Elections yet again: what's going on in Bulgaria?
Originally the office of prime minister was to rotate between the liberal PP-DB and the conservative Gerb-SDS alliance. Now the cabinet formation process has failed completely in Bulgaria. Nikolai Denkov (PP-DB), who has been prime minister for the last nine months, immediately returned a renewed mandate to form a government on Wednesday. Since the populist ITN is also not expected to be able to form a government, the country now faces its sixth parliamentary elections in three years.
Too bad after all the good work
The Bulgarian service of German broadcaster Deutsche Welle laments the collapse:
“Few will now recall that this government achieved a great deal in just nine months: it implemented constitutional reforms, ended the energy dependence on Russia and brought the country to the threshold of Schengen and the Eurozone. But instead of building on this, all that has been achieved now threatens to be reversed. ... The PP-DB could have continued to govern with Gerb if, after the constitutional amendments, the new justice law had been passed and the elections for the new members of the Supreme Judicial Council and the supervisory authorities could have been held without political influence. Without this, all the reforms would have remained nothing but paper tigers [under a Gerb prime minister].”

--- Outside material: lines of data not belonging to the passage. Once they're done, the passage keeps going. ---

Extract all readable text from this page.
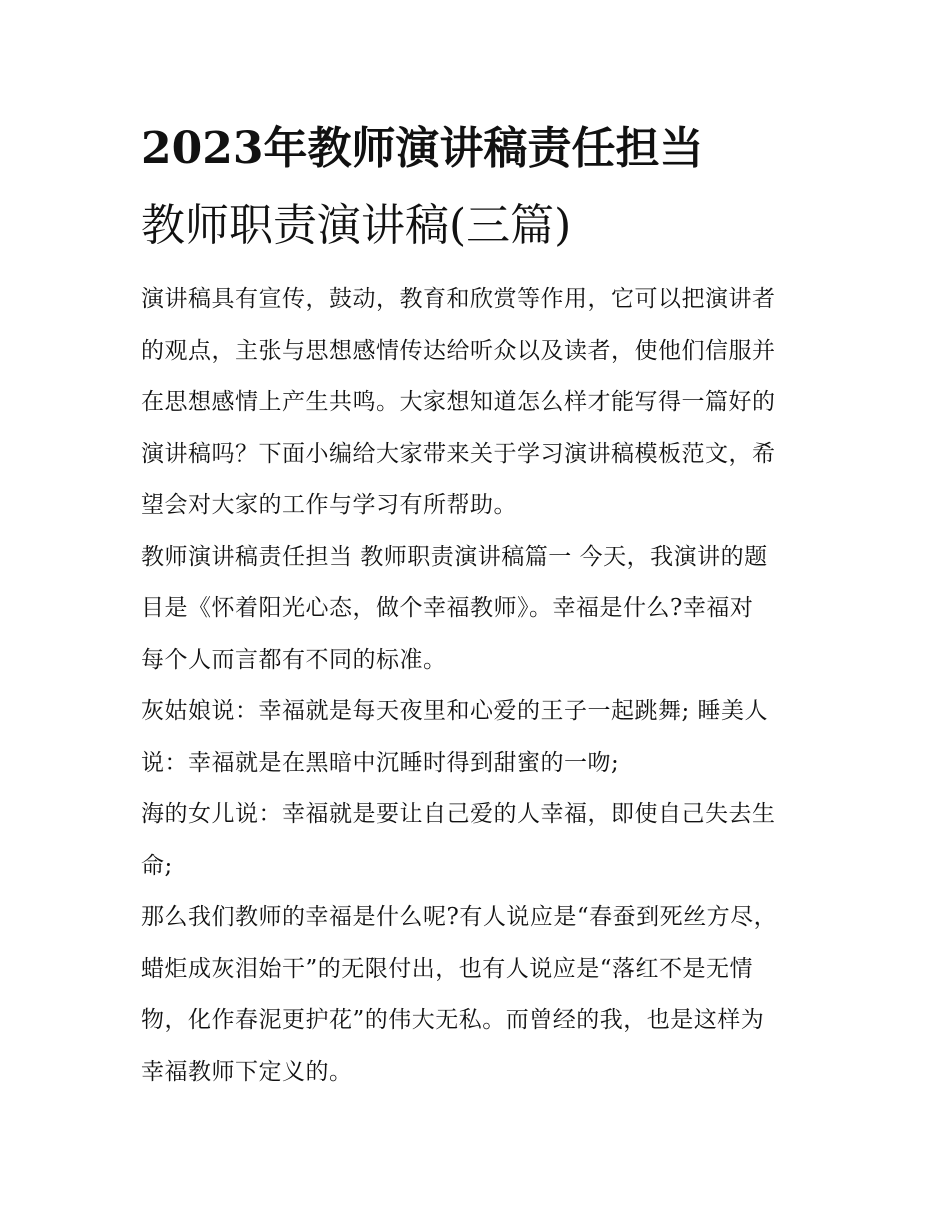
2023年教师演讲稿责任担当
教师职责演讲稿(三篇)

演讲稿具有宣传，鼓动，教育和欣赏等作用，它可以把演讲者
的观点，主张与思想感情传达给听众以及读者，使他们信服并
在思想感情上产生共鸣。大家想知道怎么样才能写得一篇好的
演讲稿吗？下面小编给大家带来关于学习演讲稿模板范文，希
望会对大家的工作与学习有所帮助。

教师演讲稿责任担当 教师职责演讲稿篇一 今天，我演讲的题
目是《怀着阳光心态，做个幸福教师》。幸福是什么?幸福对
每个人而言都有不同的标准。

灰姑娘说：幸福就是每天夜里和心爱的王子一起跳舞; 睡美人
说：幸福就是在黑暗中沉睡时得到甜蜜的一吻;

海的女儿说：幸福就是要让自己爱的人幸福，即使自己失去生
命;

那么我们教师的幸福是什么呢?有人说应是“春蚕到死丝方尽，
蜡炬成灰泪始干”的无限付出，也有人说应是“落红不是无情
物，化作春泥更护花”的伟大无私。而曾经的我，也是这样为
幸福教师下定义的。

Borisov needs power to survive
e-vestnik says this is exactly what Gerb leader and former prime minister Boyko Borisov, who has faced repeated accusations of corruption, wanted:
“New elections are the best option for him. Reforms will be postponed, as will the election of members of the Supreme Judicial Council, the regulatory authorities and new appointments to the secret services. This way he can continue to control a large part of the state. ... You can see - literally - that he is losing more and more influence as time passes. Day by day he's getting thinner (when before he got chubbier and chubbier). His main worry is that without him there an attorney general will be elected who will then take him to court. That's what the established media are keeping quiet about. It's like the elephant in the room.”
European perspective hangs in the balance
The ongoing political instability puts the goal of joining the Eurozone in 2025 at risk, says Michael Martens, Balkans correspondent for the Frankfurter Allgemeine Zeitung:
“In addition to the Maastricht criteria, the overall political impression also plays a role in being allowed to join the Eurozone. And this impression is not good in the case of Bulgaria, even if the coalition in Sofia, which has now failed after only nine months, has initiated some important judicial reforms. The country's second central goal, full accession to the Schengen zone, is also in jeopardy. If the pro-European parties in Sofia continue with their infighting, Bulgaria will probably remain where it is better off under such circumstances for the time being: outside the Schengen area and the Eurozone.”